FTSE 100 slips as no-deal Brexit comes into focus

The FTSE 100 opened lower as investors digested the prospect of a tighter lockdown in London and a no-deal exit from the EU transition period.

London’s blue-chip index fell 0.1 per cent to 6,594 points in early trading. The FTSE 250 of slightly smaller firms dropped 0.2 per cent.

Read more: Boris Johnson: ‘Strong possibility’ now of a no-deal Brexit

The pound – which has been on a wild ride amid Brexit negotiations – was down 0.3 per cent this morning to $1.325 after rising last week as investors hoped a trade deal could be struck.

Stocks were mixed in Asia overnight, with China’s SSE Composite index slipping 0.8 per cent. Japan’s Nikkei 225 fell 0.4 per cent but Hong Kong’s Hang Seng rose 0.4 per cent.
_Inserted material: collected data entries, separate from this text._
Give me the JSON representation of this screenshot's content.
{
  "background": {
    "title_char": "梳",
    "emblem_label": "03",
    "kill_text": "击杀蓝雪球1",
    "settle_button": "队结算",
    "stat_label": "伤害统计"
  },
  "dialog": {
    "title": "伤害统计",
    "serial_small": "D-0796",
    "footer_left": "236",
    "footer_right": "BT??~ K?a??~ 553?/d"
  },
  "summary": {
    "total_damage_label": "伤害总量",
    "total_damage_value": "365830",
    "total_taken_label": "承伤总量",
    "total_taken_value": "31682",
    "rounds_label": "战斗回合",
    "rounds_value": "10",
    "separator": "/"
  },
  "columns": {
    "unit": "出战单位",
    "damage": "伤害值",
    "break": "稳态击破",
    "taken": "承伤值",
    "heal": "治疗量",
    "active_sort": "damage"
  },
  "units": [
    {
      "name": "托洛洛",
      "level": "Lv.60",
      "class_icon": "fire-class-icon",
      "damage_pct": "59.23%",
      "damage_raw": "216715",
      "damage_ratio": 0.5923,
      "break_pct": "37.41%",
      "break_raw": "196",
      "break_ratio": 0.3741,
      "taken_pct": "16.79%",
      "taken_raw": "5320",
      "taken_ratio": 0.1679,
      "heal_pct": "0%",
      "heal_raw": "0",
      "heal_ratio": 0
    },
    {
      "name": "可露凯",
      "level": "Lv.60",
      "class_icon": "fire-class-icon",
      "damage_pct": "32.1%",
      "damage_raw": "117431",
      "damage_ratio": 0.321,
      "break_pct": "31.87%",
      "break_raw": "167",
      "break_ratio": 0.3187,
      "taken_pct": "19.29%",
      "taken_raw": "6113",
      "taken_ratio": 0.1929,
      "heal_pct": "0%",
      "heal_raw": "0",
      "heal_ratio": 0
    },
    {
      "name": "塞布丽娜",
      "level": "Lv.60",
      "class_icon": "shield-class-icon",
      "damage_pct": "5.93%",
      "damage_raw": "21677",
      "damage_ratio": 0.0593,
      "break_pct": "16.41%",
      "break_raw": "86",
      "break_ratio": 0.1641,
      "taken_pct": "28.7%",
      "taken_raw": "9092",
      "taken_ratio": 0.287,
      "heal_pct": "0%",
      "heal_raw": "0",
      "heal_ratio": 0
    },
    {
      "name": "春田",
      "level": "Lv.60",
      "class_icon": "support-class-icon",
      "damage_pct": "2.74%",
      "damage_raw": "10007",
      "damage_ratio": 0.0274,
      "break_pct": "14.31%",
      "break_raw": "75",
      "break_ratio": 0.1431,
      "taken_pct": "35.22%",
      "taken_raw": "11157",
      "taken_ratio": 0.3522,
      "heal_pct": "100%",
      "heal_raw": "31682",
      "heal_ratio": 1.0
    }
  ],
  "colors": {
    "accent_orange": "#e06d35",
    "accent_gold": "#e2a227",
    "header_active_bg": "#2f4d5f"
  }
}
In the European markets, investors welcomed the European Central Bank’s expansion of its asset purchase programme by €500bn. 

ECB president said the boost was a reaction to heightened economic uncertainty, despite positive vaccine news.

“Incoming data and our staff projections suggest a more pronounced near-term impact of the pandemic on the economy and a more protracted weakness in inflation than previously envisaged,” she told a news conference.

In the US, markets are still waiting to see whether a stimulus bill can be thrashed out. There have been signs of progress in recent days, with Treasury secretary Steven Mnuchin proposing a package worth more than $900bn.

FTSE 100 fears ‘economic pain’

Prime Minister Boris Johnson appeared to try to ready the country for a no-deal Brexit yesterday. He said there was a “strong possibility” that a trade deal would not be reached.

The UK’s budget watchdog has predicted that a no-deal Brexit could knock two per cent off the economy next year. The prospect – and yet more uncertainty – worries investors greatly.

Read more: Paris experiences modest Brexit influx as thousands of professionals relocate

However, Michael Hewson of CMC Markets said: “There still seems to be some optimism that pragmatism will prevail as the 31st December deadline gets closer, and the realisation slowly dawns of the potential economic damage that could ensue in the days after a no deal outcome. 

“An outcome that in the current circumstances would simply heap economic pain on top of economic pain.”